Fish make up some 90% of the blacktip shark’s diet. A wide variety of fish have been recorded as prey for this species: sardines, herring, anchovies, ladyfish, sea catfish, cornetfish, flatfish, threadfins, mullet, mackerel, jacks, groupers,snook, porgies, mojarras, emperors, grunts, butterfish, tilapia, triggerfish, boxfish, and porcupinefish. They also feed on rays and skates, as well as smaller sharks such as smoothhounds and sharpnose sharks. Crustaceans and cephalopods are occasionally taken.[1] In the Gulf of Mexico, the most important prey of the blacktip shark is the Gulf menhaden (Brevoortia patronus), followed by the Atlantic croaker (Micropogonias undulatus).[19] Off South Africa, jacks and herring are the most important prey. Hunting peaks at dawn and dusk. The excitability and sociability of blacktip sharks makes them prone to feeding frenzies when large quantities of food are suddenly available, such as when fishing vessels dump their refuse overboard.

Human interactions

 The blacktip shark usually poses little danger to divers. Blacktip sharks showing curiosity towards divers has been reported, but they remain at a safe distance. Under most circumstances, these timid sharks are not regarded as highly dangerous to humans. However, they may become aggressive in the presence of food, and their size and speed invite respect. As of 2008, the International Shark Attack File lists 28 unprovoked attacks (one fatal) and 13 provoked attacks by this species. Blacktip sharks are responsible annually for 16% of the shark attacks around Florida. Most attacks by this species result in only minor wounds.

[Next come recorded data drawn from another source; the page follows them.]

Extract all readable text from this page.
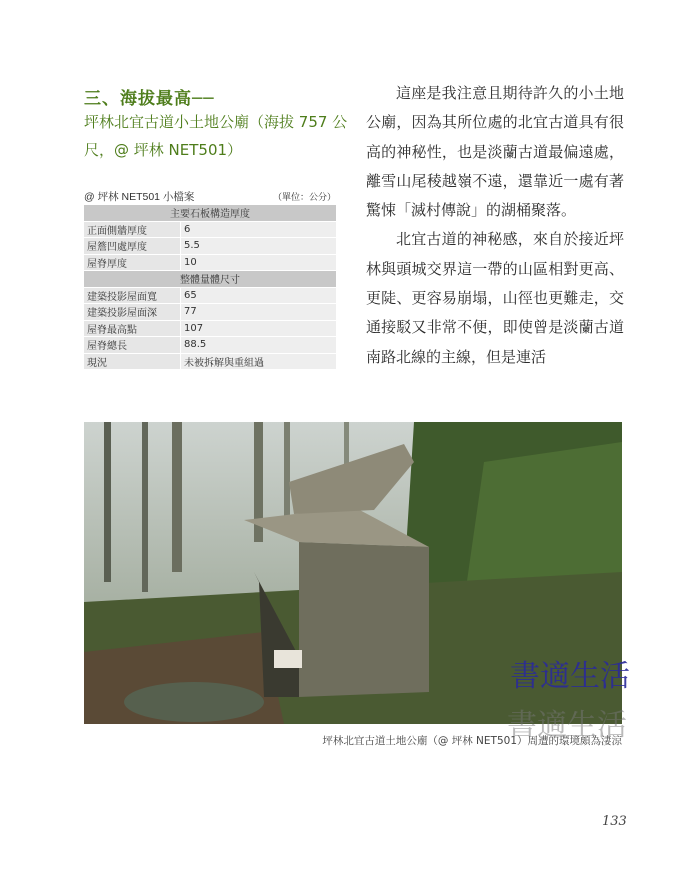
三、海拔最高──
坪林北宜古道小土地公廟（海拔 757 公尺，@ 坪林 NET501）

這座是我注意且期待許久的小土地公廟，因為其所位處的北宜古道具有很高的神秘性，也是淡蘭古道最偏遠處，離雪山尾稜越嶺不遠，還靠近一處有著驚悚「滅村傳說」的湖桶聚落。

北宜古道的神秘感，來自於接近坪林與頭城交界這一帶的山區相對更高、更陡、更容易崩塌，山徑也更難走，交通接駁又非常不便，即使曾是淡蘭古道南路北線的主線，但是連活

@ 坪林 NET501 小檔案	（單位：公分）
主要石板構造厚度	
正面側牆厚度	6
屋簷凹處厚度	5.5
屋脊厚度	10
整體量體尺寸	
建築投影屋面寬	65
建築投影屋面深	77
屋脊最高點	107
屋脊總長	88.5
現況	未被拆解與重組過
坪林北宜古道土地公廟（@ 坪林 NET501）周遭的環境頗為淒涼
書適生活
書適生活
133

As one of the most common large sharks in coastal waters, the blacktip shark is caught in large numbers by commercial fisheries throughout the world, using longlines, fixed-bottom nets, bottom trawls, and hook-and-line. The meat is of high quality and marketed fresh, frozen, or dried and salted. In addition, the fins are used for shark fin soup, the skin for leather, the liver oil for vitamins, and the carcasses for fishmeal. Blacktip sharks are one of the most important species to the northwestern Atlantic shark fishery, second only to the sandbar shark (C. plumbeus). The flesh is considered superior to that of the sandbar shark, resulting in the sandbar and other requiem shark species being sold under the name “blacktip shark” in the United States. The blacktip shark is also very significant to Indian and Mexican fisheries, and is caught in varying numbers by fisheries in the Mediterranean and South China Seas, and off northern Australia.